Le gouvernement a confirmé son intention d’ouvrir sans tarder le mariage et l’adoption aux couples homosexuels.

Cette annonce ne cesse pas d’étonner. Alors que notre pays traverse une crise économique et sociale sans précédent, l’urgence est-elle vraiment d’ouvrir un tel chantier qui touche à des repères sur lesquels est fondée notre société ? Est-il normal de le faire sans réelle concertation ni débat sur le fond ?

Comme Évêque, je ne peux rester silencieux.

Remettre le bien de l’enfant au centre du débat.

L’Église joue son rôle de veilleur. Elle alerte les consciences, surtout quand les fondements de notre société sont remis en cause, quand le bien de la personne est en jeu. Elle le fait à temps et à contretemps, au-delà des intérêts partisans, libre des sondages et des modes d’opinion, quelle que soit la majorité politique en place.

Ici, c’est le bien de l’enfant qu’il nous faut d’abord faire valoir. Il doit être premier et ne peut passer après la satisfaction du désir même sincère des adultes. Il n’y a pas de droit à l’enfant, mais bien un droit de l’enfant, à défendre et à promouvoir.

Non seulement ce projet de loi ne va pas supprimer de discriminations mais il va instituer une injustice vis à vis des enfants, à qui on va voler ce repère essentiel de la complémentarité père/mère. Les parents, les enfants eux-mêmes savent combien un père, ce n’est pas comme une mère. Qu’un père et une mère sont complémentaires et que cette complémentarité est structurante. Ceux qui travaillent au service des enfants et des jeunes savent qu’il y a toujours une fragilité, et souvent une souffrance, quand les évènements de la vie font qu’un des deux parents n’est plus là. Courageusement, des pères ou des mères seuls essayent d’y pallier. Ils sont les premiers à savoir le poids du manque d’un référent masculin ou féminin. L’instituer en amont, c’est une injustice profonde pour les enfants qui devront le subir.

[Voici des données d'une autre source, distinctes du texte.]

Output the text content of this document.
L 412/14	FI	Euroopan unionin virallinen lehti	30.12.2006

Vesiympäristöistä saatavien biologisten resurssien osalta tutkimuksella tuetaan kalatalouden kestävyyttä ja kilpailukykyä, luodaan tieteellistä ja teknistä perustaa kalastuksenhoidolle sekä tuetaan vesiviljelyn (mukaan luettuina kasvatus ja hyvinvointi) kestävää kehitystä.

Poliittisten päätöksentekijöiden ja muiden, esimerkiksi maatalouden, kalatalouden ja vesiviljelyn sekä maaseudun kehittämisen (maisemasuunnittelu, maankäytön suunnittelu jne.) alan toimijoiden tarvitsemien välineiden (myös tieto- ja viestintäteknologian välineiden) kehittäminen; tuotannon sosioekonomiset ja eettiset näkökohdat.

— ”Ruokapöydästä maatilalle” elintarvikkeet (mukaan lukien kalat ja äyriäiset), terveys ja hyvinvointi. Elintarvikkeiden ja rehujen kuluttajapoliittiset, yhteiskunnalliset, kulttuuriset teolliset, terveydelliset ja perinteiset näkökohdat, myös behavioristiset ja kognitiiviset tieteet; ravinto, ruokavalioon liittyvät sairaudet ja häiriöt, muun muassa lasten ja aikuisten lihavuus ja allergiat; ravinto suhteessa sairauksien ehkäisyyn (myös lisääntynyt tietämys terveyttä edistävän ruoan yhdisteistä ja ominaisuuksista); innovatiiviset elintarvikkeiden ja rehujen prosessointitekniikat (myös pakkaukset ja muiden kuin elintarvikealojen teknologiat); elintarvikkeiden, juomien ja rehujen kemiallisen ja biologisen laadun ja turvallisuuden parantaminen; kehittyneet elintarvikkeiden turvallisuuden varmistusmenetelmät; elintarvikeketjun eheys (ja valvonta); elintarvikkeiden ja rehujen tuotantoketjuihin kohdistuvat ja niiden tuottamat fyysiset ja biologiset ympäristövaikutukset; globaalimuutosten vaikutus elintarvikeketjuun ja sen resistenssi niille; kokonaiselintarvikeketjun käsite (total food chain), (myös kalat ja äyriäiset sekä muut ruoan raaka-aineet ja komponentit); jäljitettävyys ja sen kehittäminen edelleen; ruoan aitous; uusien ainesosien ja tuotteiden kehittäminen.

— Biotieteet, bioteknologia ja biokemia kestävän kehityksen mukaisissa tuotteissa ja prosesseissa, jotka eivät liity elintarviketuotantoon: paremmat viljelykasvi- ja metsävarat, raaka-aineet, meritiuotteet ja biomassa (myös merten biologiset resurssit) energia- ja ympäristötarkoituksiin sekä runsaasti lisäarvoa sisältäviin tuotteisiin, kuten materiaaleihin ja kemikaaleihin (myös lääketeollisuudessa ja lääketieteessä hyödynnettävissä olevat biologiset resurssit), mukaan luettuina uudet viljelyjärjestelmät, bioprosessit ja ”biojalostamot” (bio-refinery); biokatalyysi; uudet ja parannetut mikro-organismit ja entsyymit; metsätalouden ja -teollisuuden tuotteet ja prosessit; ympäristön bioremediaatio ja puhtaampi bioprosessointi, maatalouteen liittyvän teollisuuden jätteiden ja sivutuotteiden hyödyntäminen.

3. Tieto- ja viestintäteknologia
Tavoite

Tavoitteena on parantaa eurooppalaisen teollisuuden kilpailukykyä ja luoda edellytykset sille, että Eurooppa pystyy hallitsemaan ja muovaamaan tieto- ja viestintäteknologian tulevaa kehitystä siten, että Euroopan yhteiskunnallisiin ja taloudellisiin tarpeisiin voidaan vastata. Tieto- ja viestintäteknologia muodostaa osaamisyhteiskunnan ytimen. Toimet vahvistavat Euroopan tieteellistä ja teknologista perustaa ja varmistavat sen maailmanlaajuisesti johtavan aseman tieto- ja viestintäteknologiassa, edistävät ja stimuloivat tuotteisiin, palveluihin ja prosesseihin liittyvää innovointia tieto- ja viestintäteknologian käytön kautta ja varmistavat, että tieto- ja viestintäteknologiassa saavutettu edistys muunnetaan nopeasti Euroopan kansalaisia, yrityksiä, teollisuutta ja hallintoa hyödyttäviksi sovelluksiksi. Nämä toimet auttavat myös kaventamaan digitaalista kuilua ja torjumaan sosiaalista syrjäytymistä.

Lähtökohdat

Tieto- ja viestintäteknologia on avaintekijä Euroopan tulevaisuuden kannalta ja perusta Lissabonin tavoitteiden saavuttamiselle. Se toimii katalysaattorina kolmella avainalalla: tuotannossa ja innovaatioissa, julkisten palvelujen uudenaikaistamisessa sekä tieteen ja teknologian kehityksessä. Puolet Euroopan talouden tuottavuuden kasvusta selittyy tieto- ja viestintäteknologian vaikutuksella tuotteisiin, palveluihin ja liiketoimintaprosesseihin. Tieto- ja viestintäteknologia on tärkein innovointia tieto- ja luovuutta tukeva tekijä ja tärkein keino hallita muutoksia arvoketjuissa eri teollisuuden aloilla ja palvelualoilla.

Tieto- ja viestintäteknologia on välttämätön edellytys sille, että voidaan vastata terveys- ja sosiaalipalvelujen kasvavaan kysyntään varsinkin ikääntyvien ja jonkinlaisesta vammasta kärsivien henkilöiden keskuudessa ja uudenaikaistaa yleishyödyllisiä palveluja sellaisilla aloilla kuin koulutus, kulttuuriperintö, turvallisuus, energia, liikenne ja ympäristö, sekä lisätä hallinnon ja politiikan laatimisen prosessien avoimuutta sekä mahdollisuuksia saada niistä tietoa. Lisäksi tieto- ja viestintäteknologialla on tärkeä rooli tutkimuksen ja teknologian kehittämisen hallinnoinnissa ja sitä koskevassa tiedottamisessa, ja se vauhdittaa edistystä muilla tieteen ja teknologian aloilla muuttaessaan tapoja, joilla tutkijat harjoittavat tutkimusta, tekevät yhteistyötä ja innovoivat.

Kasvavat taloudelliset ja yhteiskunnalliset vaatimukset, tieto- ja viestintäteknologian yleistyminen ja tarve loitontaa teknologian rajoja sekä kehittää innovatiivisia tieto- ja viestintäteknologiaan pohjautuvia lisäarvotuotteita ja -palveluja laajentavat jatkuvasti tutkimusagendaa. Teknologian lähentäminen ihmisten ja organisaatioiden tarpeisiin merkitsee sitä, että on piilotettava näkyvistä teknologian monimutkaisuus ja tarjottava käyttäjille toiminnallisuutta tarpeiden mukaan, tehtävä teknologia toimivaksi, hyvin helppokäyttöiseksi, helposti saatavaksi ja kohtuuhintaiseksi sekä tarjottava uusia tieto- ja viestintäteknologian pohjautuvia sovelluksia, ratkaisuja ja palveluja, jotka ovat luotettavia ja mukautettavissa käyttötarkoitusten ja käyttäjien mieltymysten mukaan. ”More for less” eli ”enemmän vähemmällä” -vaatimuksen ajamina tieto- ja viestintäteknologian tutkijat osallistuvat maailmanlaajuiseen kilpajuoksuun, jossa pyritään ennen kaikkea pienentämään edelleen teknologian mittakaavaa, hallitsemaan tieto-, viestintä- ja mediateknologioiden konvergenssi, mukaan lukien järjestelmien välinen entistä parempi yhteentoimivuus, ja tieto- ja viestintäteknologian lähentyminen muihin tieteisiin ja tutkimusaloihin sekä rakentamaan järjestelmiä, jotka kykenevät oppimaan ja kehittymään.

Des « états généraux » de la famille et du mariage

J’invite tous les catholiques de mon diocèse et, plus largement, tous les hommes et les femmes de bonne volonté, à écrire avec respect et gravité à leurs élus, aux ministres concernés, au Premier Ministre et au Président de la République, pour réclamer que s’ouvrent l’ouverture de vrais débats sur ces sujets, sur le modèle de la réflexion nationale qui avait été entreprise avec sérieux sur les questions de bioéthique. Le bon sens exige en effet qu’on prenne sur une telle question le temps d’une réflexion de fond, qui soit libre de toute pression.

Le principe de précaution, invoqué à juste titre sur les questions écologiques, devrait fonctionner d’autant plus pour l’enfant et la famille : passer en force un tel projet de loi, pour répondre à la pression de quelques-uns, serait incompréhensible et profondément injuste.